Rien n’est simple quand on a une néo vie si pleinement occupée. L’air de rien, notre emploi du temps quotidien prend alors une tournure réellement compliquée. Entre l’art et la manière de prendre sur le fait un vigile vigilant assumant son dur travail de labeur avec l’aide d’un appareil photo dans une célèbre chaine de supermarchés dont nous tairons le nom ici malgré le fait qu’ils possèdent de loin les vigiles les plus talentueux, les plus…géants.

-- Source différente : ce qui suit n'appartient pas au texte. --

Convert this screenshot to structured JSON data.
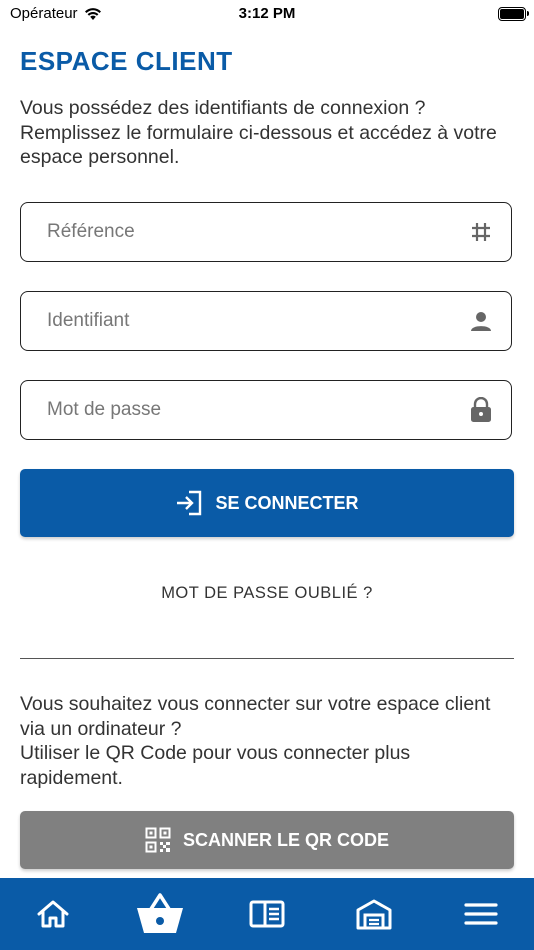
{
  "status_bar": {
    "carrier": "Opérateur",
    "time": "3:12 PM"
  },
  "page": {
    "title": "ESPACE CLIENT",
    "intro": "Vous possédez des identifiants de connexion ? Remplissez le formulaire ci-dessous et accédez à votre espace personnel."
  },
  "form": {
    "reference_placeholder": "Référence",
    "identifiant_placeholder": "Identifiant",
    "password_placeholder": "Mot de passe",
    "reference_value": "",
    "identifiant_value": "",
    "password_value": "",
    "connect_label": "SE CONNECTER",
    "forgot_label": "MOT DE PASSE OUBLIÉ ?"
  },
  "qr": {
    "text_line1": "Vous souhaitez vous connecter sur votre espace client via un ordinateur ?",
    "text_line2": "Utiliser le QR Code pour vous connecter plus rapidement.",
    "button_label": "SCANNER LE QR CODE"
  },
  "tabbar": {
    "icons": [
      "home-icon",
      "basket-icon",
      "catalog-icon",
      "store-icon",
      "menu-icon"
    ],
    "active_index": 1
  },
  "colors": {
    "primary": "#0a5ba7",
    "secondary_button": "#808080"
  }
}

L’autre partie du travail de mynistre consiste également à se préoccuper d’être en phase avec un certain groupe de musique dont nous sommes fatalement fans. Il s’agit dès lors de préparer les concerts en maintenant un niveau mémoristique élevé pour ne pas décevoir l’équipe à qui l’on doit ces chefs d’œuvres musicaux. Une dernière partie de notre dur travail de labeur consiste à s’auto proclamer mynistre dans un domaine précis à chaque fois que nous en avons envie afin de créer des lois pour mieux domin…conquér…pour permettre au monde de se soulager de ses maux les plus atroces.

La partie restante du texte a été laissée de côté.